There was no shortage of opinions on why the numbers were so poor. Perhaps the patients in the second study were more depressed than the ones in the first, the electrical stimulation was too weak, or stimulation should have lasted longer than the eight weeks allotted to the trial. Cummins rejected the idea of starting all over, electing instead to hire experts to review the numbers and make changes to the trial already underway. In January 2003 a retooled application was submitted to the FDA, and in the spring of 2004 the FDA advisory panel recommended approval. In August 2004, however, the company received a "non-approval" letter from the agency. Once more the price of Cyberonics stock plummeted. The company also faced another takeover attempt, this time a $524 million bid from Advanced Neuromodulation Systems Inc. Again Cyberonics rejected and Cummins refused to accept the FDA ruling as the final word.

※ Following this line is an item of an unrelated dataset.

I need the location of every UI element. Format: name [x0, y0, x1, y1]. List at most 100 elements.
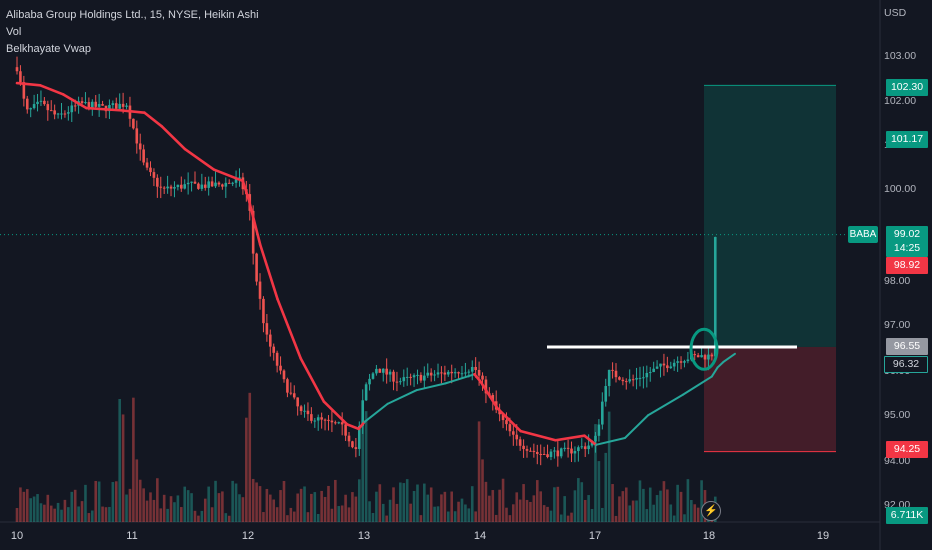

In July 2005 the FDA granted approval for the use of VNS therapy on depressed patients who failed to show improvement with at least four other available treatments. Cyberonics called it the "dawning of a new era" and Cummins was talking about revenues in excess of $1 billion by 2010, but there were also critics of the way the approval was granted, in particular the role played by Daniel Schultz, the director of the FDA's device center. According to a Senate investigation concluded in 2006, Schultz overruled the unanimous opinion of his scientific staff to grant approval. Nevertheless, the decision stood. Whether the market was as large as Cummins claimed and insurers could be persuaded to pay for VNS treatment to fight depression remained to be seen. With little more than $100 million in annual sales and a net loss of $12.2 million in 2005, it also remained very much an open question whether Cyberonics would ever reach the heights its backers had long predicted.

Principal Subsidiaries

Cyberonics Europe, S.A.

Principal Competitors

Athena Neurosciences; Shire PLC; Taro Pharmaceutical Industries Ltd.